Dorchester shareholders to vote on early conversion of notes, fee hike
Shareholders of Dorchester Pacific will be asked at this month's annual meeting to allow an early conversion of notes giving the Business Bakery and Hugh Green Investments control of the financial services firm, sign off on a 20 percent hike in the pool for directors' fees, and grant the chief executive a loan to buy shares.
The Auckland-based firm, which avoided failure in 2010 by convincing investors to accept a debt-for-equity swap, will ask shareholders at its August 23 meeting to approve an early conversion of 110 million optional convertible notes, most of which are held by its two biggest investors, the Business Bakery and Hugh Green Investments, and were set to mature in 2015.
That deal means Dorchester would have $11 million of debt on its books swapped into equity and would let it take on more bank debt to fund future acquisitions.
If it is approved, Hugh Green's stake would rise to about 27.1 percent from its current 24.3 percent and the Business Bakery's investment would increase to 24.4 percent from 20.8 percent, giving the two shareholders control of half the company's voting rights.
Chief executive Paul Byrnes would increase his stake to 7.1 percent from 3.6 percent.
As a result of the conversion, non-associated shareholders will have their stake in Dorchester diluted to 41.4 percent from 51.3 percent.
The notes, paying annual interest rates of about 10 percent, were issued at 10 cents apiece and are worth between $27.6 million and $28.4 million, according to independent adviser Simmons Corporate Finance. Dorchester will pay $1.76 million for the early conversion.
Simmons deemed the positive aspects of an early conversion outweighed the negatives, as it would remove the noteholders' right to stop dividends, something Dorchester is keen on implementing, and would not give the major shareholders any more influence than they already have.
The financial service firm rejigged its capital structure in June, raising $20.5 million through the exercising of options and a placement to institutional investors.
The company got a new lease of life in 2010 when the Business Bakery got involved with a recapitalisation plan in 2010 which saw some 7200 investors owed about $84 million convert their debenture stock for four different types of security to keep the firm afloat.
Dorchester shareholders will also be asked to approve a $75,000 increase in the pool for directors' fees to $375,000, its first rise since 2010. The pool will be divided among directors as they deem appropriate, but is expected to raise the base fee level by $6000 to $50,000 and the chairman's fee by $10,000 to $80,000.
The firm's board is chaired by Grant Baker, of the Business Bakery, who is joined by CEO Mr Byrnes, Matthew Harrison, John Gosney, Kevin Brewer and Greg Peebles.

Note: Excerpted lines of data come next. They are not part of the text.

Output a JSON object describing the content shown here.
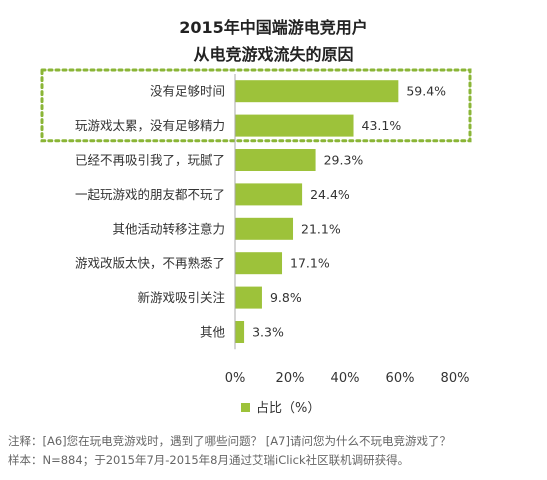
{
  "title_lines": [
    "2015年中国端游电竞用户",
    "从电竞游戏流失的原因"
  ],
  "chart_data": {
    "type": "bar",
    "orientation": "horizontal",
    "title": "2015年中国端游电竞用户从电竞游戏流失的原因",
    "categories": [
      "没有足够时间",
      "玩游戏太累，没有足够精力",
      "已经不再吸引我了，玩腻了",
      "一起玩游戏的朋友都不玩了",
      "其他活动转移注意力",
      "游戏改版太快，不再熟悉了",
      "新游戏吸引关注",
      "其他"
    ],
    "series": [
      {
        "name": "占比（%）",
        "values": [
          59.4,
          43.1,
          29.3,
          24.4,
          21.1,
          17.1,
          9.8,
          3.3
        ],
        "value_labels": [
          "59.4%",
          "43.1%",
          "29.3%",
          "24.4%",
          "21.1%",
          "17.1%",
          "9.8%",
          "3.3%"
        ]
      }
    ],
    "xlim": [
      0,
      80
    ],
    "x_ticks": [
      0,
      20,
      40,
      60,
      80
    ],
    "x_tick_labels": [
      "0%",
      "20%",
      "40%",
      "60%",
      "80%"
    ],
    "xlabel": "",
    "ylabel": "",
    "grid": false,
    "legend": "bottom",
    "highlighted_categories": [
      0,
      1
    ],
    "highlight_style": "dotted-box",
    "colors": {
      "bar": "#9dc23a",
      "highlight_box": "#8ab536",
      "axis": "#aaaaaa"
    }
  },
  "notes": [
    "注释：[A6]您在玩电竞游戏时，遇到了哪些问题？ [A7]请问您为什么不玩电竞游戏了？",
    "样本：N=884；于2015年7月-2015年8月通过艾瑞iClick社区联机调研获得。"
  ]
}
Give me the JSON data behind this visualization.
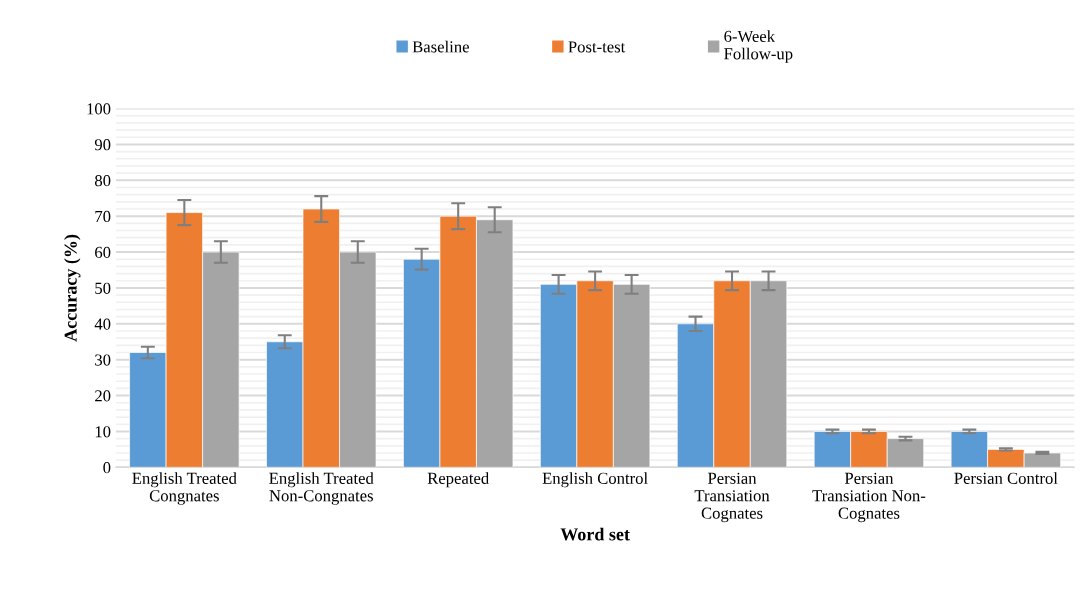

Investors will also vote on whether to approve a two-year $250,000 loan at 5 percent to Mr Byrnes to help fund the $312,500 conversion of options into 2.5 million shares.
Simmons said the loan was reasonable to shareholders and if not agreed to may result in Mr Byrnes renegotiating his remuneration, which has not changed since 2010.
Dorchester's shares were unchanged at 23 cents today and have shed 30 percent this year. That values the company at $82.6 million.